Çocuk ve sanat denildiğinde genelde çocuk edebiyatı akla gelir. Oysa sanat, çocuğun tüm gelişim evrelerinde vardır. Önemli olan onları eğitenlerin bunun farkında olmalarıdır. Üreten çocuk mutlu olan çocuktur. Ebeveynlerin ve eğitimcinin de bu mutluluğu yaşaması, çocuğun yeteneklerini kavraması, onu yönlendirmesi, çocuğun gelişimi için çok önemli etkenlerden biridir. Yine gözlemlerimden aktarabileceğim diğer bir husus da konuşma zorluğu çeken çocukların farklı hal ve tutum takınarak, kendilerini böyle kabul ettirmeye çalışmaları onların farklı bir alanda gelişmeye yakın yetenekleriyle bağlantılı olabileceği izlenimidir. Çünkü konuşma zorluğu çeken çocuklar, çok güzel şarkı söyler, taklit yetenekleri oldukça fazladır ve rol yapabilmeyi üst seviyede başarırlar. Bu da onları tanımayla ve zamanla yönlendirilebilecek alanlarıyla uzmanlaşmaları demek olabilir.

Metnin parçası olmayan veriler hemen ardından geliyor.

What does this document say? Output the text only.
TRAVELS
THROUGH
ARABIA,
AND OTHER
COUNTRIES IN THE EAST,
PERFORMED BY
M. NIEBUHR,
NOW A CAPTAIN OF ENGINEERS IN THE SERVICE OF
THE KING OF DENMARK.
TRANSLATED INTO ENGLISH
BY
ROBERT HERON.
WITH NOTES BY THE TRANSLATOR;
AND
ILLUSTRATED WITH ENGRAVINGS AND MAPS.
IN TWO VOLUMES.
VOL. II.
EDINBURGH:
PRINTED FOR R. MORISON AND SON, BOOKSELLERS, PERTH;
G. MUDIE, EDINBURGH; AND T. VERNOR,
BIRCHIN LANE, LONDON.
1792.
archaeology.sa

Yine çocuklar için en önemli duygu dokunma duygusudur. Onlar dokunarak severler, dokunarak oynarlar, dokunarak ifade ederler. Dokunmanın önemini onların bilinçaltına işleyen, sanatsal anlam yüklediği eserde aramak gerekir. Oyuncağı elinden fırlatıp atan çocuk çok görürüz. Bunu yadırgama yerine çocuğa sorduğumuzda orada, bilinçaltında, geçmişinde yaşadığı bir hikaye çıkacaktır. Ya da hayal gücünün sınırsızlığında, onu atmasını gerektiren bir başka hikaye. Keşke o dönemde elleri kalem tutup yazabilseler, çizimleri daha ileri seviyede olsa, karşılaşacağımız sanatsal ve edebi metinlerin tadına doyamayacağımızı tahmin etmek güç olmasa gerek.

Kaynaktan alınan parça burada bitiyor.